Bagi Zaenur, Lili tidak hanya melanggar kode etik, tetapi juga perbuatan pidana sesuai Pasal 36 UU 30/2002 jo Uu 19/2019 tentang KPK. Apabila dilanggar, pelanggar terancam hukuman 5 tahun penjara sesuai Pasal 65 UU KPK. Hukuman akibat berhubungan dengan pihak berperkara, kata Zaenur, penting agar tidak menimbulkan aksi jual-beli perkara.
Pendapat senada juga disampaikan oleh Mantan pimpinan KPK Bambang Widjojanto yang menilai putusan Dewas semestinya ditindaklanjuti dengan pemberhentian Lili sebagai pimpinan KPK. Ia mengacu pada Pasal 32 huruf c Undang-Undang KPK yang mengatur pemberhentian pimpinan KPK jika melakukan perbuatan tercela.

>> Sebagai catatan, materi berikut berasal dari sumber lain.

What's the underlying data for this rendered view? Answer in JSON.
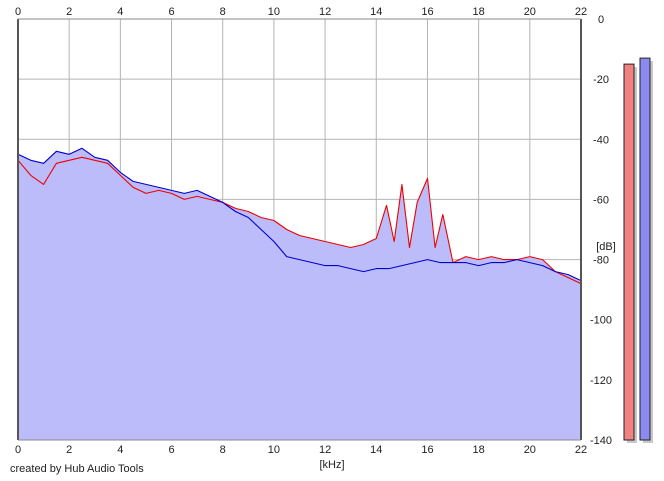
{
  "credit": "created by Hub Audio Tools",
  "colors": {
    "background": "#ffffff",
    "plot_fill": "#bcbcfa",
    "grid": "#b4b4b4",
    "series_a": "#ee0000",
    "series_b": "#0000cc",
    "meter_a": "#f28282",
    "meter_b": "#8a8af0"
  },
  "chart_data": {
    "type": "line",
    "title": "",
    "xlabel": "[kHz]",
    "ylabel": "[dB]",
    "xlim": [
      0,
      22
    ],
    "ylim": [
      -140,
      0
    ],
    "xticks": [
      "0",
      "2",
      "4",
      "6",
      "8",
      "10",
      "12",
      "14",
      "16",
      "18",
      "20",
      "22"
    ],
    "yticks": [
      "0",
      "-20",
      "-40",
      "-60",
      "-80",
      "-100",
      "-120",
      "-140"
    ],
    "grid": true,
    "series": [
      {
        "color": "#ee0000",
        "x": [
          0,
          0.5,
          1,
          1.5,
          2,
          2.5,
          3,
          3.5,
          4,
          4.5,
          5,
          5.5,
          6,
          6.5,
          7,
          7.5,
          8,
          8.5,
          9,
          9.5,
          10,
          10.5,
          11,
          11.5,
          12,
          12.5,
          13,
          13.5,
          14,
          14.4,
          14.7,
          15,
          15.3,
          15.6,
          16,
          16.3,
          16.6,
          17,
          17.5,
          18,
          18.5,
          19,
          19.5,
          20,
          20.5,
          21,
          21.5,
          22
        ],
        "y": [
          -47,
          -52,
          -55,
          -48,
          -47,
          -46,
          -47,
          -48,
          -52,
          -56,
          -58,
          -57,
          -58,
          -60,
          -59,
          -60,
          -61,
          -63,
          -64,
          -66,
          -67,
          -70,
          -72,
          -73,
          -74,
          -75,
          -76,
          -75,
          -73,
          -62,
          -74,
          -55,
          -76,
          -61,
          -53,
          -76,
          -65,
          -81,
          -79,
          -80,
          -79,
          -80,
          -80,
          -79,
          -80,
          -84,
          -86,
          -88
        ]
      },
      {
        "color": "#0000cc",
        "x": [
          0,
          0.5,
          1,
          1.5,
          2,
          2.5,
          3,
          3.5,
          4,
          4.5,
          5,
          5.5,
          6,
          6.5,
          7,
          7.5,
          8,
          8.5,
          9,
          9.5,
          10,
          10.5,
          11,
          11.5,
          12,
          12.5,
          13,
          13.5,
          14,
          14.5,
          15,
          15.5,
          16,
          16.5,
          17,
          17.5,
          18,
          18.5,
          19,
          19.5,
          20,
          20.5,
          21,
          21.5,
          22
        ],
        "y": [
          -45,
          -47,
          -48,
          -44,
          -45,
          -43,
          -46,
          -47,
          -51,
          -54,
          -55,
          -56,
          -57,
          -58,
          -57,
          -59,
          -61,
          -64,
          -66,
          -70,
          -74,
          -79,
          -80,
          -81,
          -82,
          -82,
          -83,
          -84,
          -83,
          -83,
          -82,
          -81,
          -80,
          -81,
          -81,
          -81,
          -82,
          -81,
          -81,
          -80,
          -81,
          -82,
          -84,
          -85,
          -87
        ]
      }
    ],
    "meters": [
      {
        "color": "#f28282",
        "level_db": -15
      },
      {
        "color": "#8a8af0",
        "level_db": -13
      }
    ]
  }
}
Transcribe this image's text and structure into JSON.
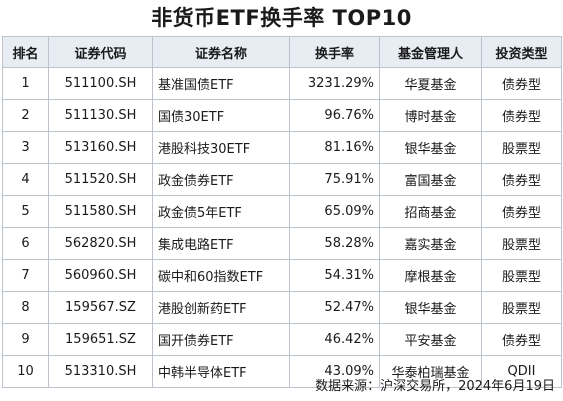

Bambang berharap putusan itu bisa digunakan Pimpinan KPK saat ini untuk mengembalikan kehormatan KPK.
“Pada akhirnya publik menunggu apakah pimpinan KPK sungguh-sungguh menggunakan momentum putusan Dewas untuk mengembalikan kehormatan KPK dengan menindaklanjuti putusan tersebut,” katanya.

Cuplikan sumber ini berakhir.